そこでは毎回毎回試験の結果を全員張り出されるのだが、僕のは貼られない。
先生たちにもいろいろあるのだろう。
「明日サボったら次は当てるぞ」
髪の毛を止めているヘアピンを2本取る仕草をする。
あ、これまずいやつだ。
「はい」
そう答えるしかなかった。
「しかし相変わらずお前の部屋は物が多いいのにきちんと整頓されているな」
「まぁそうですね。整頓しといた方があれがやりたい!って時に楽ですし。暇な時間を掃除に当ててるんですよ」
「その暇な時間を学校に当ててくれると助かるんだがな。
どうだ、今度私の部屋を掃除しないか?」
僕は知っている。職員室の先生の机がいろんなもので山積みになっていることを…
「そうですね、機会があれば」
そんなたわいもない会話を終えると先生が玄関を出て帰っていく。
しかし玄関を出た後すぐに先生の声ともう一人女の子の話し声が聞こえる。
まぁそんなとこで鉢合わせるのは芽衣くらいしかいない。
「……には出るようには言ったんだがな。
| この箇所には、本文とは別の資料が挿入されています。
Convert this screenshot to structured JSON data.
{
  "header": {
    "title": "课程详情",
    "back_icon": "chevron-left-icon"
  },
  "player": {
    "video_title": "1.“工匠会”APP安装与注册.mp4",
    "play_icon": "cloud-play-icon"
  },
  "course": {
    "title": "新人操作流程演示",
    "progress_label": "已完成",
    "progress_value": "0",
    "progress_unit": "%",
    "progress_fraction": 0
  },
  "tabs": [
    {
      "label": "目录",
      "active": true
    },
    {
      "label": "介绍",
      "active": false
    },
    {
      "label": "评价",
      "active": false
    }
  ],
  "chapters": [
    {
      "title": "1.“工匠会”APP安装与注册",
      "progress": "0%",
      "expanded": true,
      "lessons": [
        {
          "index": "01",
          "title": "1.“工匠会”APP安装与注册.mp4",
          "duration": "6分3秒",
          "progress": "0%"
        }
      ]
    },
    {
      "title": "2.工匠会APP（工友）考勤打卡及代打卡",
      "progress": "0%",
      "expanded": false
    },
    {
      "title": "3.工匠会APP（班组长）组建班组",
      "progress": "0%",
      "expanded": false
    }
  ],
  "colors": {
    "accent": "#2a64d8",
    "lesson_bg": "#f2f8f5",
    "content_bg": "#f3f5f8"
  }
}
どうも普通に登校する気は……ようなんだ」
「そうですか。勇太も…………とかあって大変だったと思うんですよね」
「そうは言っても、もう2年になるからなぁ。そろそろ…………からも立ち直って…………………も回復して欲しいんだがな」
途中途中聞こえないが僕のことを話しているようだ。それでも2人が僕のことを心配してくれているのとはわかった。
なんだやっぱり2人ともツンデレだったんじゃないか。素直じゃないなぁ。
悲しい空気を乗り越えてゲームへと現実逃避する。勉強?しないよそんなの。
クロさん来るかなぁ。ってクロさんも試験前日だし浮上しないか。
なんて一人コントをしながらゲームに没頭する。
読んでくださりありがとうございます。
さぁみなさんはテスト勉強ってしますか?
僕はしない派なんですよね。なんでってテスト勉強すらできないからだよ。テスト勉強で頭に入るんだったら普段の勉強でも頭に入ってます。
そんなんだから成績は中の中でした。
やっぱりやった方がいいですね。テスト勉強頑張りましょう。